I was wondering why Enum.map returns a list and not the enumerable type provided. eg:
iex> Enum.map(%{a: 1, b: 2, c: 3}, fn x -> x end)
[a: 1, b: 2, c: 3]
Wheres I would expect:
iex> Enum.map(%{a: 1, b: 2, c: 3}, fn x -> x end)
%{a: 1, b: 2, c: 3}
For me this seems un intuitive. The only thing I can think of is that this might not be a problem in elixir due to a preference for lists over other enumerable types?
I’m very new to elixir and BEAM architecture in general so sorry if this is a naive or redundant question.
Using a map was just an example. I’m more interested in the case with a general data structure that implements the Enumerable protocol. I guess what I’m interested in is why the Enum module was designed like this, it is different to how other programming languages I’ve seen behave.
I guess I probably change Enum.map to preserve the keys and just act on the values. Other approaches could be to just return a list or throw an error.
I’m not entirely sure how a Map works in elixir under the hood so there may be a much better solution or maybe something in the wider design means this has to be the way things are done.
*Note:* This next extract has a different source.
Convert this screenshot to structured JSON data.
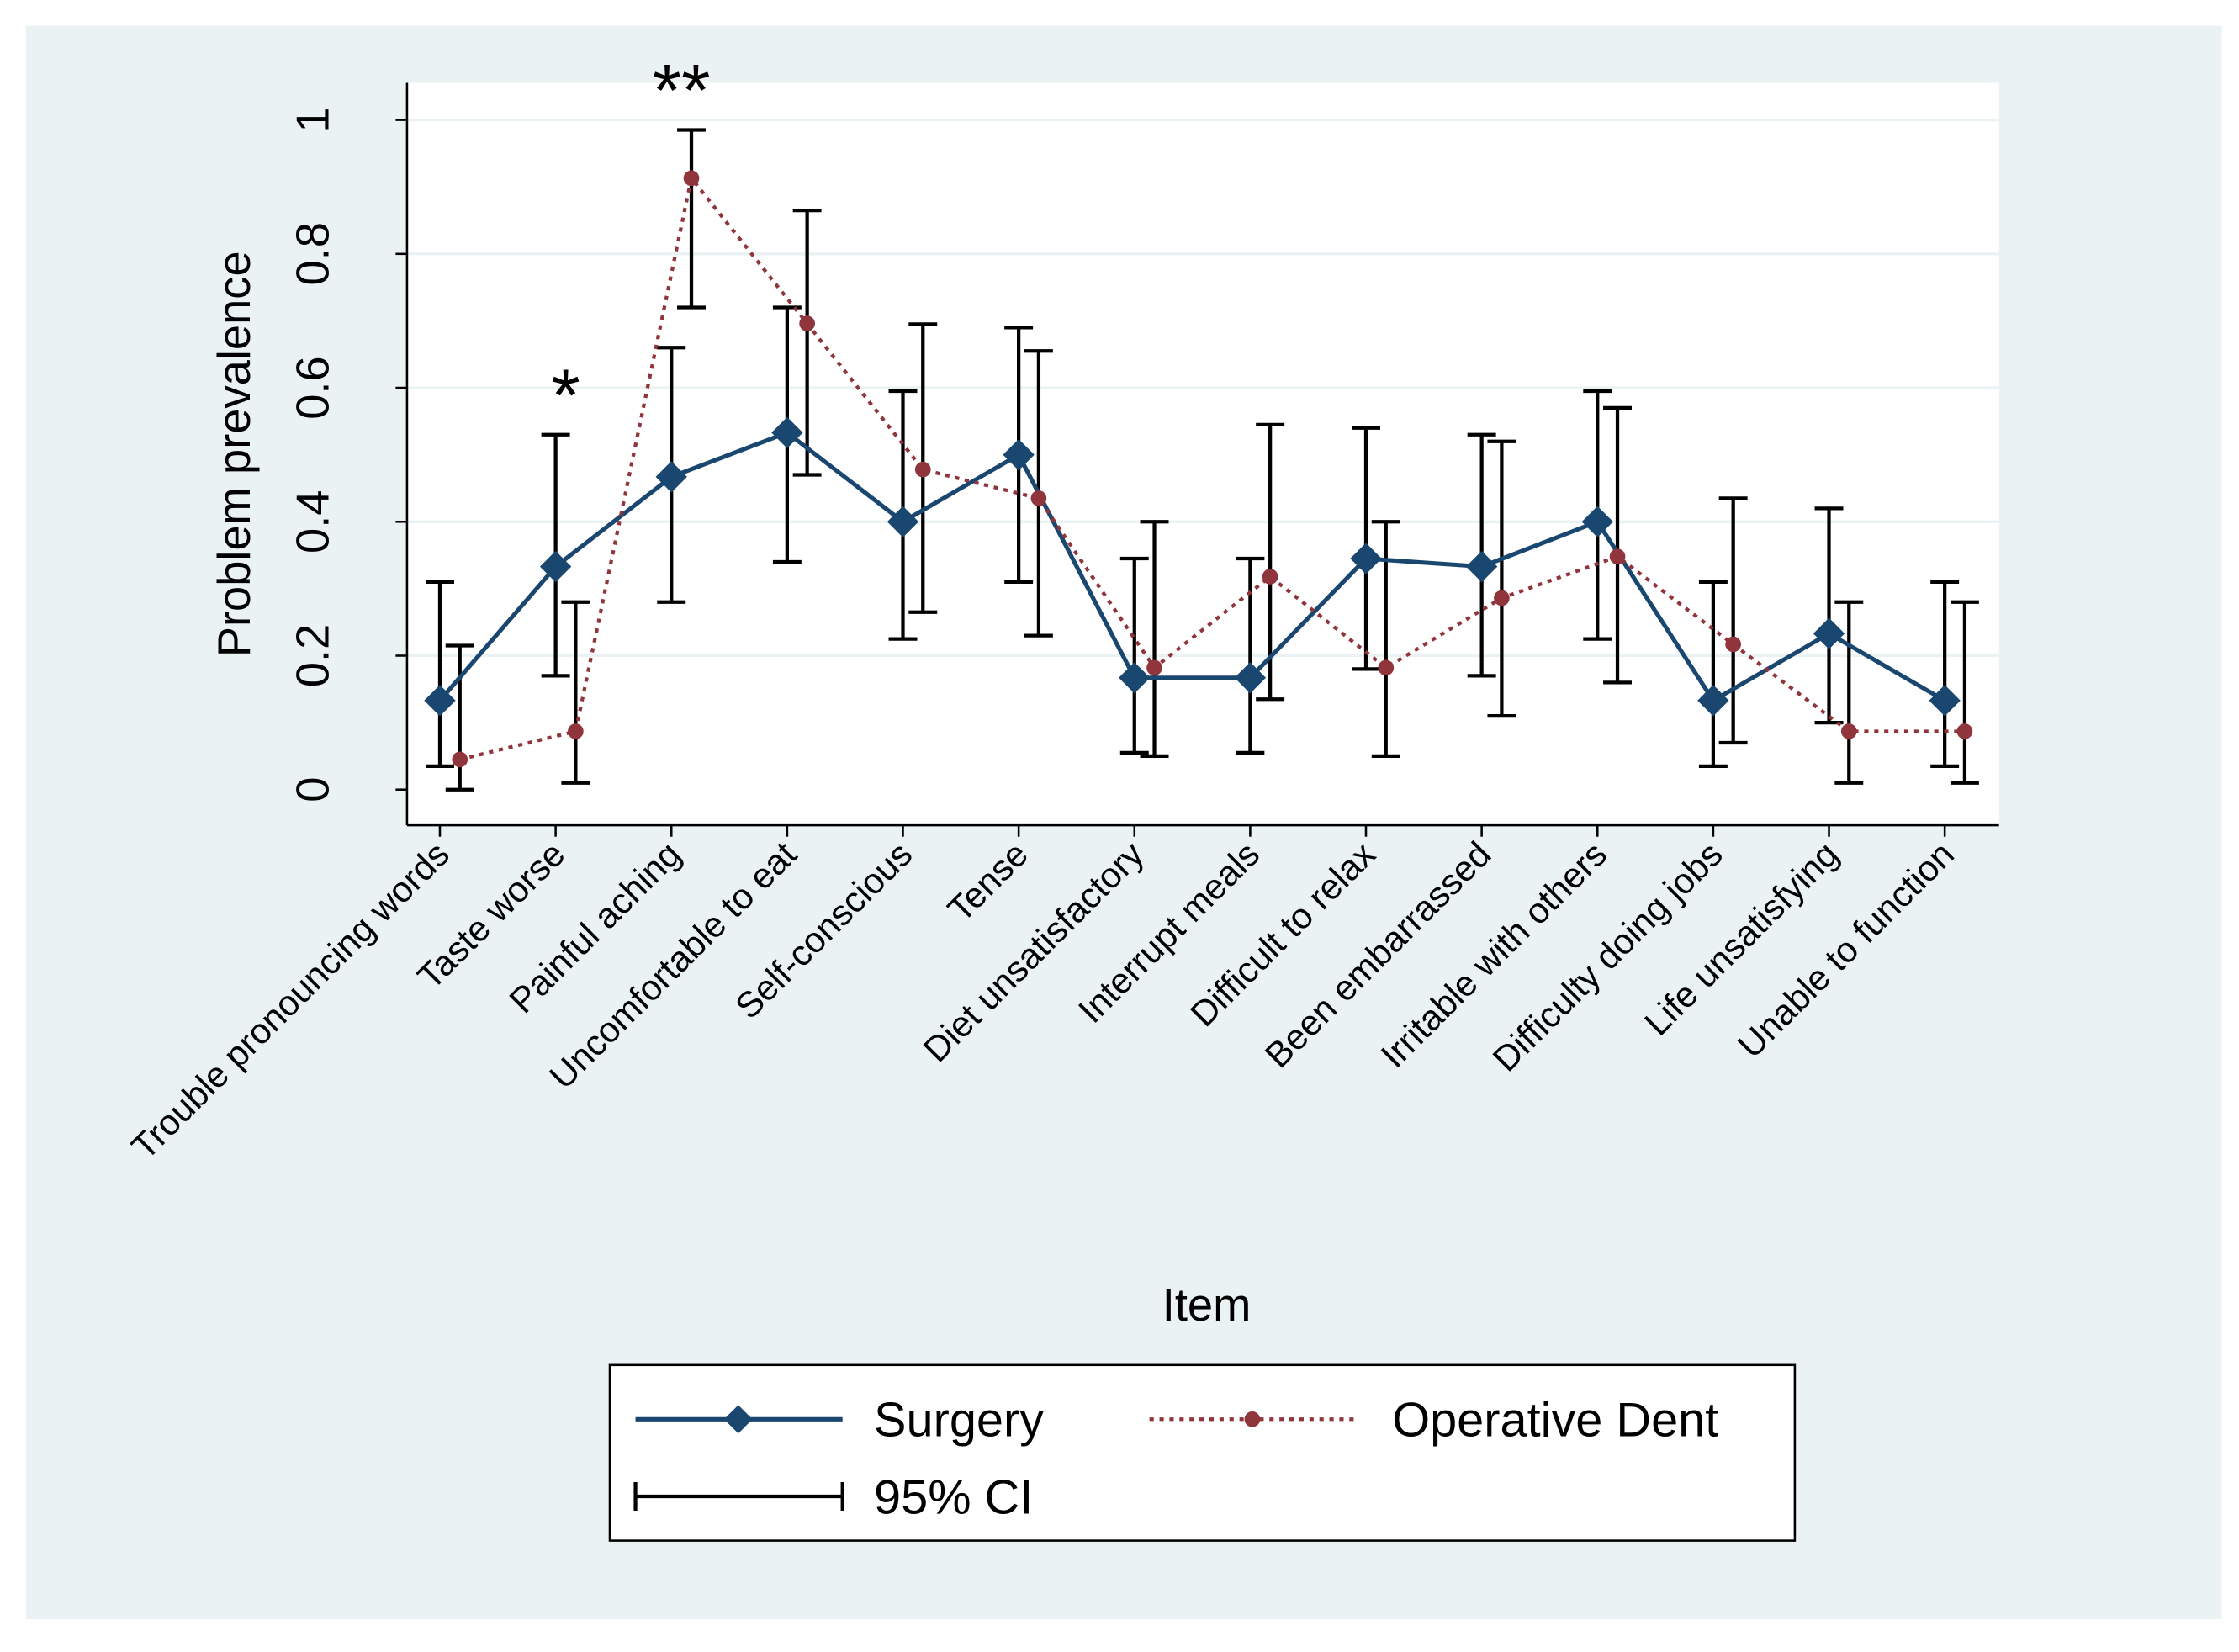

I’m just interested why really. Again it seems to me not to be the standard in other languages like Erlang as @kokolegorille pointed out.
The reason why Enum always returns a list is because there are many Enumerable.t types, which invalidate their own constraints when mapped, like ranges or various streamed enumerables. E.g. what would Enum.map(1..10, & &1 * 10) return.
As alternative in elixir you have the Collectable protocol as well as all the erlang/datatype specific functions like the already mentioned Map.new.